In the ISE - f5 deployment guide it reads:

"If AD/LDAP account validation is requires as terms for determining RADIUS status, then it is recommended to return Access-Accept when the identity store is available and to lock down authorization for probe account as noted. There are implications to RADIUS failover that need to be considered on backend store failure, i.e. return Process Error versus Access-Reject and potential impact to the load balancing cluster as a whole. If AD/LDAP is down for all PSNs, then the NADs need to failover to different cluster since the VIP will be declared down."

In a scenario where there are two separate DCs each supported by a different f5/VIP and I would want to have an ISE cluster in one DC fail if AD wasn't reachable by ISE in that DC, I'm interpreting the document that a valid account should be set up that would return an Access-Accept via AD as opposed to making up a bogus account that would fail but return Access-Reject?

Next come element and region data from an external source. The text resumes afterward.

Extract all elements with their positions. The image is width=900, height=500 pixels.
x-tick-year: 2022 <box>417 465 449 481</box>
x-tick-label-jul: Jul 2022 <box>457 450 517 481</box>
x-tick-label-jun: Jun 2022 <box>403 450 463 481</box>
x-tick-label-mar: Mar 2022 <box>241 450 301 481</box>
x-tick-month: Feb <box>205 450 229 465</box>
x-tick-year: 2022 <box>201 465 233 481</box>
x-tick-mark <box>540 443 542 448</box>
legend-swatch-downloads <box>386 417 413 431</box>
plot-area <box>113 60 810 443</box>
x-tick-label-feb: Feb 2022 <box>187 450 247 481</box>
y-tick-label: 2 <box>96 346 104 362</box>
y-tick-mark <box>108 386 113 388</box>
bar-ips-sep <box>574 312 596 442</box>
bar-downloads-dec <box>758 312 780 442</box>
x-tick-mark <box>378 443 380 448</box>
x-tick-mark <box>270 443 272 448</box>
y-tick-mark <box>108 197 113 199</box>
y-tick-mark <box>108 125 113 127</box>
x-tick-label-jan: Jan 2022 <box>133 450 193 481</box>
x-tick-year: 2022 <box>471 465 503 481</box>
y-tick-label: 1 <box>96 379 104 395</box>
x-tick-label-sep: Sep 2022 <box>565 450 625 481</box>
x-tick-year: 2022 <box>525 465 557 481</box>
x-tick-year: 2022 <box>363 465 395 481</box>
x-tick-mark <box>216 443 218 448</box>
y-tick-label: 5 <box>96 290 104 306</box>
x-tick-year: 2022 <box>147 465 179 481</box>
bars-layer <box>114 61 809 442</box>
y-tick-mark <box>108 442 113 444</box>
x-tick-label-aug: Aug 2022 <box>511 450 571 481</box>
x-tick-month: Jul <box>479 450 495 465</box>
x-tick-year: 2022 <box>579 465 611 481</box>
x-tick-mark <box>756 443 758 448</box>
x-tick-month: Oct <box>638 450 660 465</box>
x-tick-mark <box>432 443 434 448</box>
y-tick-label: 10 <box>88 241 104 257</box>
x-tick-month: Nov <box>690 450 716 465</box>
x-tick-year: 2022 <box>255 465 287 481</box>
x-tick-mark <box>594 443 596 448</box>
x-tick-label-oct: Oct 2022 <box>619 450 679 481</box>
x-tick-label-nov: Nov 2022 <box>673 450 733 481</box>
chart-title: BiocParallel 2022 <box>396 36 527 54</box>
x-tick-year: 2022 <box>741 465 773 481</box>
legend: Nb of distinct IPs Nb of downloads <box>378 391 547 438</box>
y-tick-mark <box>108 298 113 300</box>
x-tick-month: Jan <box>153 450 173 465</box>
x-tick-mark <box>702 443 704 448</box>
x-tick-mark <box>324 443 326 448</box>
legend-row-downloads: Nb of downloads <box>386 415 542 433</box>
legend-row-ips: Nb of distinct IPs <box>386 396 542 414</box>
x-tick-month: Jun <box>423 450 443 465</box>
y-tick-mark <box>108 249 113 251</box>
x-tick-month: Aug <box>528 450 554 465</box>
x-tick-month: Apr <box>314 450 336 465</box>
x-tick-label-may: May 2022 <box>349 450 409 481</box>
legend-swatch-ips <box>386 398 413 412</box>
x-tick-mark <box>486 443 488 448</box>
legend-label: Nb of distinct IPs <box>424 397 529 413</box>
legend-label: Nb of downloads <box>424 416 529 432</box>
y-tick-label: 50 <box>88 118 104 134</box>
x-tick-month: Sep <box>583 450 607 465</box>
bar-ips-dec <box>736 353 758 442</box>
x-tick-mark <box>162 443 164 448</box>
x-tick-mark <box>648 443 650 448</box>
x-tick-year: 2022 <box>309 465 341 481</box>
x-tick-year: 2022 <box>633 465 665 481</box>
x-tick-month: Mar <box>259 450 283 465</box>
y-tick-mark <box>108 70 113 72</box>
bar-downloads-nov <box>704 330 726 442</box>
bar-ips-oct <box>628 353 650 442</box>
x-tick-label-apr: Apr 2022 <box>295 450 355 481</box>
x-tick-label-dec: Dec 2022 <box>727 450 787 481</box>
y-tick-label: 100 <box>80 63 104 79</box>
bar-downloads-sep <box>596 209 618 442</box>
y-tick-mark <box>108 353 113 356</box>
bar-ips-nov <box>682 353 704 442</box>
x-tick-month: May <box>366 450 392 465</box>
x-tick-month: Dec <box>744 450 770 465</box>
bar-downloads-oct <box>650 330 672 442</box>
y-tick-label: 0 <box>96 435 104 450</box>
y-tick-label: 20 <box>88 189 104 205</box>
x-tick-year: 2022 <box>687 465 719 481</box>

That's how the above paragraph from the deployment guide reads, but would not having a bogus account which returned Access-Reject be a good enough test to confirm AD functionality?

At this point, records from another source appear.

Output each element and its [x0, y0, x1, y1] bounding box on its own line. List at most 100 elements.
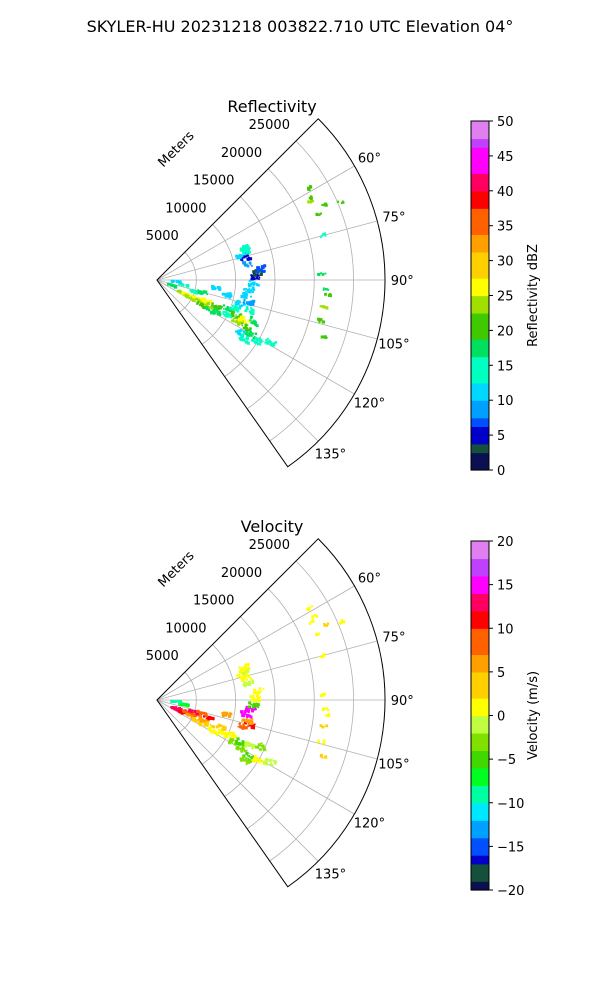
velocity-echo-gate — [217, 724, 221, 728]
reflectivity-echo-gate — [173, 285, 178, 289]
reflectivity-echo-gate — [310, 195, 313, 198]
reflectivity-colorbar-band — [471, 330, 489, 340]
velocity-echo-gate — [188, 711, 191, 715]
reflectivity-echo-gate — [209, 311, 213, 314]
reflectivity-echo-gate — [324, 292, 327, 296]
reflectivity-echo-gate — [251, 332, 254, 335]
figure-suptitle: SKYLER-HU 20231218 003822.710 UTC Elevat… — [87, 17, 514, 36]
velocity-echo-gate — [252, 707, 257, 711]
reflectivity-echo-gate — [251, 312, 255, 316]
velocity-echo-gate — [248, 680, 251, 684]
reflectivity-echo-gate — [270, 344, 272, 347]
reflectivity-echo-gate — [176, 281, 179, 284]
reflectivity-echo-gate — [323, 287, 325, 290]
velocity-echo-gate — [241, 726, 244, 730]
velocity-echo-gate — [242, 723, 245, 726]
reflectivity-echo-gate — [217, 307, 221, 311]
reflectivity-echo-gate — [242, 338, 246, 342]
reflectivity-echo-gate — [236, 309, 240, 313]
velocity-echo-gate — [246, 715, 250, 718]
velocity-echo-gate — [230, 734, 234, 738]
reflectivity-echo-gate — [232, 308, 235, 312]
velocity-echo-gate — [193, 709, 197, 713]
reflectivity-echo-gate — [216, 285, 220, 289]
velocity-echo-gate — [253, 760, 256, 763]
reflectivity-echo-gate — [211, 307, 214, 310]
reflectivity-colorbar-band — [471, 435, 489, 445]
velocity-echo-gate — [243, 669, 246, 672]
velocity-echo-gate — [245, 713, 248, 716]
reflectivity-echo-gate — [224, 293, 227, 296]
reflectivity-echo-gate — [241, 324, 243, 327]
velocity-azimuth-tick-label: 90° — [391, 694, 414, 709]
reflectivity-echo-gate — [342, 201, 345, 204]
velocity-colorbar-band — [471, 881, 489, 891]
velocity-echo-gate — [313, 613, 317, 617]
velocity-echo-gate — [326, 708, 330, 712]
reflectivity-echo-gate — [311, 196, 313, 199]
velocity-echo-gate — [241, 667, 245, 671]
velocity-echo-gate — [245, 726, 248, 729]
velocity-echo-gate — [312, 618, 314, 620]
velocity-echo-gate — [309, 606, 312, 609]
reflectivity-echo-gate — [195, 297, 199, 301]
reflectivity-colorbar-band — [471, 278, 489, 288]
velocity-echo-gate — [246, 760, 250, 764]
reflectivity-echo-gate — [181, 291, 185, 295]
velocity-colorbar-band — [471, 872, 489, 882]
velocity-azimuth-gridline — [156, 699, 378, 760]
reflectivity-echo-gate — [319, 318, 323, 322]
velocity-echo-gate — [224, 713, 228, 717]
reflectivity-echo-gate — [242, 251, 244, 254]
reflectivity-echo-gate — [242, 256, 245, 259]
velocity-echo-gate — [262, 746, 266, 750]
reflectivity-echo-gate — [245, 307, 249, 311]
reflectivity-echo-gate — [240, 335, 243, 339]
reflectivity-echo-gate — [197, 290, 201, 294]
velocity-echo-gate — [247, 757, 249, 760]
reflectivity-echo-gate — [244, 326, 247, 329]
reflectivity-echo-gate — [234, 316, 237, 319]
reflectivity-range-tick-label: 25000 — [249, 118, 290, 133]
reflectivity-echo-gate — [342, 200, 344, 202]
reflectivity-echo-gate — [263, 264, 267, 268]
velocity-echo-gate — [225, 732, 228, 736]
reflectivity-echo-gate — [251, 302, 255, 306]
reflectivity-echo-gate — [319, 305, 322, 308]
reflectivity-colorbar-band — [471, 225, 489, 236]
reflectivity-echo-gate — [212, 312, 216, 315]
reflectivity-echo-gate — [242, 330, 246, 334]
velocity-echo-gate — [245, 741, 248, 744]
velocity-echo-gate — [258, 762, 260, 764]
reflectivity-echo-gate — [244, 261, 247, 263]
reflectivity-echo-gate — [211, 285, 215, 289]
velocity-echo-gate — [317, 740, 321, 744]
reflectivity-echo-gate — [230, 312, 233, 314]
reflectivity-colorbar-band — [471, 129, 489, 140]
velocity-echo-gate — [203, 715, 206, 718]
velocity-echo-gate — [248, 675, 250, 678]
reflectivity-echo-gate — [243, 299, 246, 302]
reflectivity-echo-gate — [190, 294, 193, 297]
velocity-echo-gate — [255, 702, 258, 705]
velocity-echo-gate — [197, 722, 199, 724]
reflectivity-title: Reflectivity — [227, 97, 316, 116]
velocity-colorbar-band — [471, 619, 489, 629]
reflectivity-echo-gate — [231, 319, 234, 323]
reflectivity-echo-gate — [246, 288, 249, 292]
reflectivity-echo-gate — [222, 313, 225, 315]
reflectivity-colorbar-band — [471, 391, 489, 401]
reflectivity-range-tick-label: 15000 — [193, 174, 234, 189]
reflectivity-echo-gate — [235, 308, 238, 311]
reflectivity-echo-gate — [222, 310, 225, 314]
reflectivity-echo-gate — [246, 257, 250, 261]
reflectivity-echo-gate — [173, 284, 175, 287]
reflectivity-echo-gate — [237, 319, 240, 322]
reflectivity-echo-gate — [266, 337, 269, 340]
velocity-echo-gate — [223, 711, 226, 714]
velocity-colorbar-band — [471, 846, 489, 856]
reflectivity-echo-gate — [228, 309, 232, 313]
velocity-echo-gate — [208, 726, 212, 729]
velocity-echo-gate — [207, 718, 210, 720]
reflectivity-echo-gate — [317, 273, 321, 277]
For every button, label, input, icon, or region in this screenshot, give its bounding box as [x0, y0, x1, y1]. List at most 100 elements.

Cory Peterson · ‎08-06-2018

The benefit of a real account is that you get an access-accept back and it verifies that the External ID Store is also functioning correctly.

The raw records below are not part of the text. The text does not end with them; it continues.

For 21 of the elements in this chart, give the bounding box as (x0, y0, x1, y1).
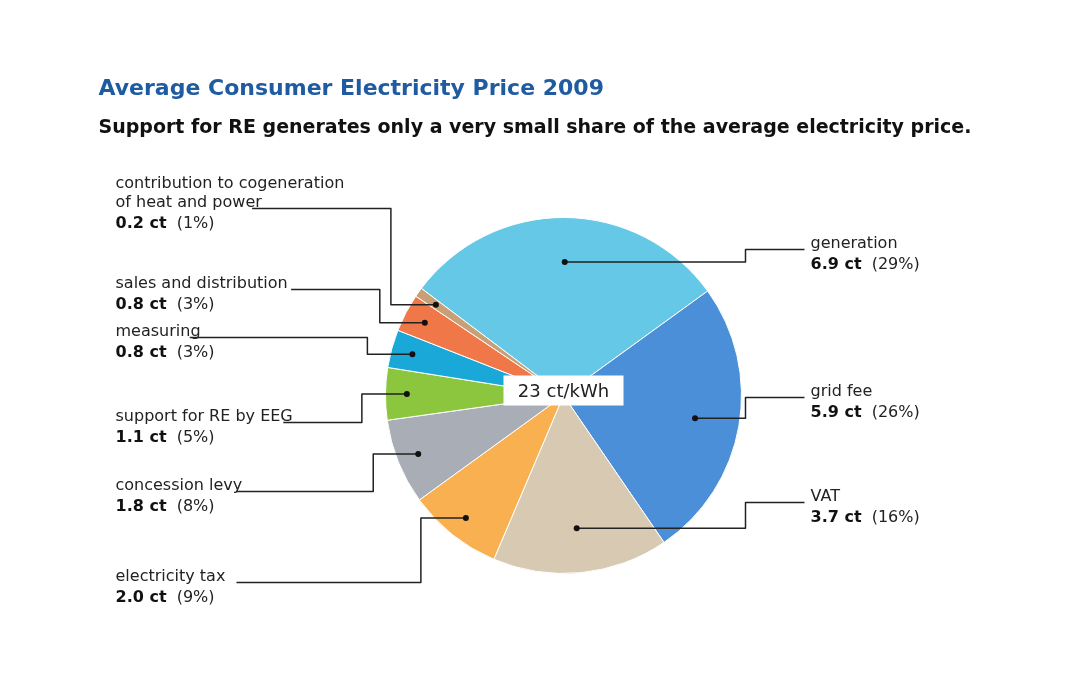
data-label: 1.8 ct (8%) (115, 495, 215, 515)
data-label: 6.9 ct (29%) (810, 253, 920, 273)
slice-label: generation (810, 232, 898, 252)
data-label: 0.8 ct (3%) (115, 293, 215, 313)
chart-subtitle: Support for RE generates only a very small share of the average electricity price. (98, 114, 972, 137)
data-label: 0.8 ct (3%) (115, 341, 215, 361)
slice-label: VAT (810, 485, 841, 505)
text: 23 ct/kWh (517, 380, 610, 401)
slice-label: grid fee (810, 380, 873, 400)
slice-label: sales and distribution (115, 272, 288, 292)
slice-label: contribution to cogeneration of heat and power (115, 172, 345, 211)
data-label: 2.0 ct (9%) (115, 586, 215, 606)
data-label: 1.1 ct (5%) (115, 426, 215, 446)
chart-title: Average Consumer Electricity Price 2009 (98, 74, 604, 100)
slice-label: concession levy (115, 474, 243, 494)
data-label: 5.9 ct (26%) (810, 401, 920, 421)
slice-label: measuring (115, 320, 201, 340)
data-label: 3.7 ct (16%) (810, 506, 920, 526)
data-label: 0.2 ct (1%) (115, 212, 215, 232)
slice-label: support for RE by EEG (115, 405, 293, 425)
slice-label: electricity tax (115, 565, 226, 585)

Using a dummy username will fail/access reject if the ID store is up or down.

View solution in original post

Damien Miller · ‎08-06-2018

Someone might come by that can better explain the wording in the document. I think they are trying to differentiate between "Process Error" and "Access-Reject", treating each differently. In practice I have treated an access reject for our health checks as an indication we don't wan to send any further auths to that PSN. Marking that PSN down in the LB VIP group, marking the VIP down when all nodes are down, potentially if all but one has failed. That's a deployment and scale decision.

From past experience I would recommend using two different valid service accounts for the radius health checks. One for DC1 and the second for DC2. Make sure they are either non expiring or on differing password reset schedules. The last thing one wants is a single account having an issue and causing both VIP's to go down.

dab1 · ‎08-06-2018

Thanks Damien...

Would you envisage an issue with setting up a monitor with a non-existent username? So that an Access-Reject is returned in normal times, but a error returned if AD was unavailable?

What is the benefit of using a real account over a bogus account?

>From a customer perspective they would need to set the account up, maintain it etc which they would be reluctant to do without a benefit over a bogus account.

Thanks again.

Craig Hyps · ‎08-06-2018

As the author, I can speak to intent. The intent of my design guidance was to:

Be sure to understand the implications of account used. For example, if use local account but all users authenticate via AD, then AD failure will not result in LB flagging server down. After all, you tested RADIUS auth and it said it was OK. If use AD account then you are validating both PSN and AD are functioning. However, if half of the endpoints are gaining access via MAB and profiling, for example, then AD failure could fail PSN and force those accounts to fail over as well.
Ensure that when Access-Accept is returned, that authorization returns zero access. Most LB health monitors are only checking to see that server is up (Access-Accept returned) and have no interest in the authorization. However, you do not want the health monitor account to be abused and used by malicious user to gain unauthorized access.
Understand the choices for when AD down. For example, you have the option to treat AD down as a process error. Authentication policy can then treat process error as auth failure (access-reject) or drop (no response to NAD). Most LBs will treat Access-Reject and Drops the same, i.e. declare server down. But Cisco IOS can treat Access-Reject as a positive indicator that PSN still alive. It would be useful if load balancers made this configurable.

I am not totally clear on the mention of bogus accounts. I suspect you are looking to treat bogus account as "User not found" and distinguish that from AD down as "Process error". I suppose that could work as well.

Craig

paul · ‎08-07-2018

I typically use a dummy account, i.e. where user not found is set to Continue, but I also setup a specific Policy Set for my F5 RADIUS probes where the admission criteria is "Device Type = F5 AND username = <Dummy Account name>". So there is no way it can be abused elsewhere. Granted I am not checking the back end AD store.

Cory Peterson · ‎08-06-2018

The benefit of a real account is that you get an access-accept back and it verifies that the External ID Store is also functioning correctly.

Using a dummy username will fail/access reject if the ID store is up or down.